If it had been around for a while, it might have added 'but this has been decreasing in the last few decades' (Putnam, 2000). And, maybe if it had been paying special attention, it might scribble something like 'increasingly people have fewer others with whom to discuss their most intimate thoughts and feelings' (McPherson, Smith-Lovin, & Brashears, 2006).

As Ybarra et al (2008) sum up,
The success of the social networks is probably in no small part because they strengthened and made explicit these withering social connections we all naturally crave.

Orange's new campaign, which orbits around the strap line ‘I am’, mines this too.

What does 'I am' mean?

Simply, you are better off working together than you are by yourself, thus necessitating communication technology. You are the sum of the people you communicate with.

One of the nice things about this strategy is that it is actually true. It's not that staple of advertising - myth-making - but a statement of something fundamental about human interaction and that makes it fresh.

For one, you are smarter working together. Ybarra et al (2008) writing in the Personality and Social Psychology Bulletin found that social interaction (as little as 10 minutes) improved intellectual performance.

More social contact is correlated with well-being (Sinha & Verma, 1990; Triandis et al., 1986) and its absence is marked by depression (Gladstone, Parker, Malhi, & Wilhelm, 2007).
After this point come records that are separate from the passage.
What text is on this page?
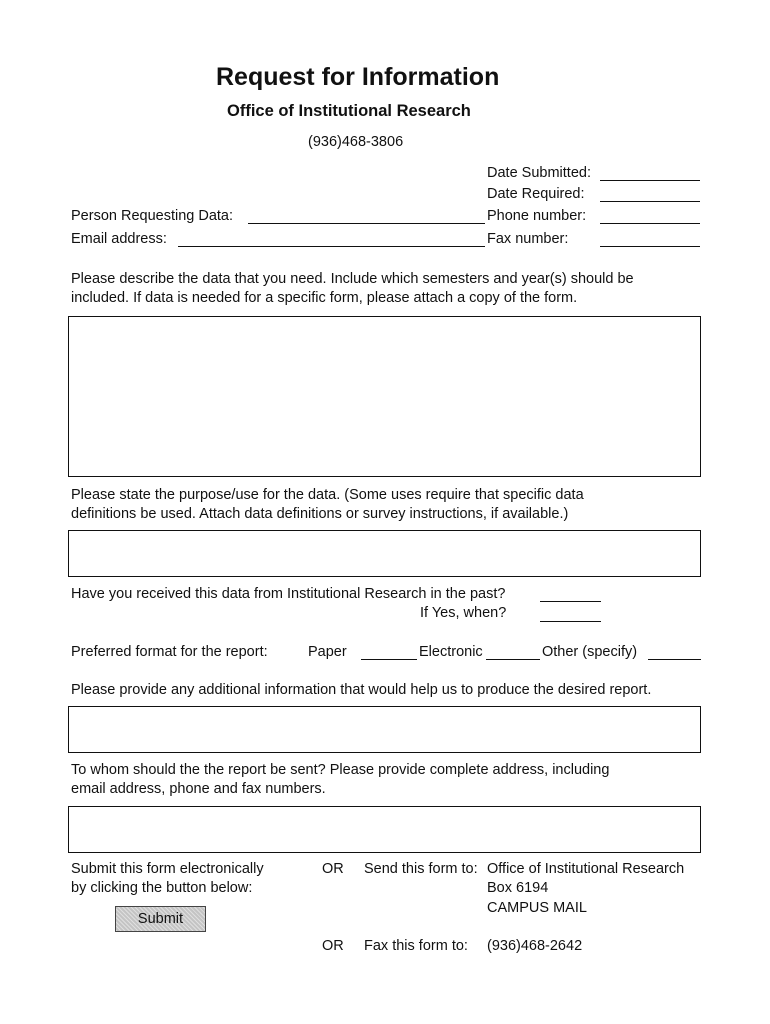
Request for Information
Office of Institutional Research
(936)468-3806
Date Submitted:
Date Required:
Person Requesting Data:	Phone number:
Email address:	Fax number:
Please describe the data that you need. Include which semesters and year(s) should be
included. If data is needed for a specific form, please attach a copy of the form.
Please state the purpose/use for the data. (Some uses require that specific data
definitions be used. Attach data definitions or survey instructions, if available.)
Have you received this data from Institutional Research in the past?
If Yes, when?
Preferred format for the report:	Paper	Electronic	Other (specify)
Please provide any additional information that would help us to produce the desired report.
To whom should the the report be sent? Please provide complete address, including
email address, phone and fax numbers.
Submit this form electronically
by clicking the button below:
Submit
OR Send this form to: Office of Institutional Research
Box 6194
CAMPUS MAIL
OR Fax this form to: (936)468-2642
There is even some evidence to show that after controlling for level of health, fewer social connections are linked to an increased risk of death (House, Landis, & Umberson, 1988). Yikes!

Orange is in the relationship business, not the mobile phone business any more.

And not only the relationships between each other but the relationships between all our different digital identities.

'I am' Facebook, Flickr, Blogger, YouTube, Amazon, Vimeo, Google, Dopplr, Wikipedia, del.icio.us, Stumble Upon the list goes on....

This unruly mass of services exists and yet there is nothing to tie them all together.

That is, until Orange’s offering, My Social Place, hits the scene in the autumn soldering all our online identities into one ball.

So ‘I am’ is a strategy that is timely in two ways. It fosters and facilitates being social, something we all need but aren't getting enough of. And it is digitally prescient, preparing for communicative life beyond simple mobile. More evidence of marketing and service dancing together so fast you can tell who's who.

But there is a final bit of cleverness in here. The social thing and the digital thing, as well as being two separate but rather nifty uses of the same strategy for ordinary people, are also commercially adroit when holding hands. As Cory Doctorow, in a speech at Cambridge last month, explains,
"The thing that the Internet is even better at than providing universal access to all human knowledge is nuking collaboration costs, getting rid of the cost of getting people together to do stuff…[This is] what allows us to be literally superhuman. That is to say that if you and someone else can do something that transcends that which you could do alone, then you have done something that is more than one human can do and is superhuman." (around 19 mins in)
'I am' in this sense perhaps acknowledges that what's around the corner is really big collaboration online and on-phone. And Orange is going to be a company to help out with all of that in its services, the branding seed of which is being planted now.

Pity the execution isn't more exciting and less pretentious. Still, early days.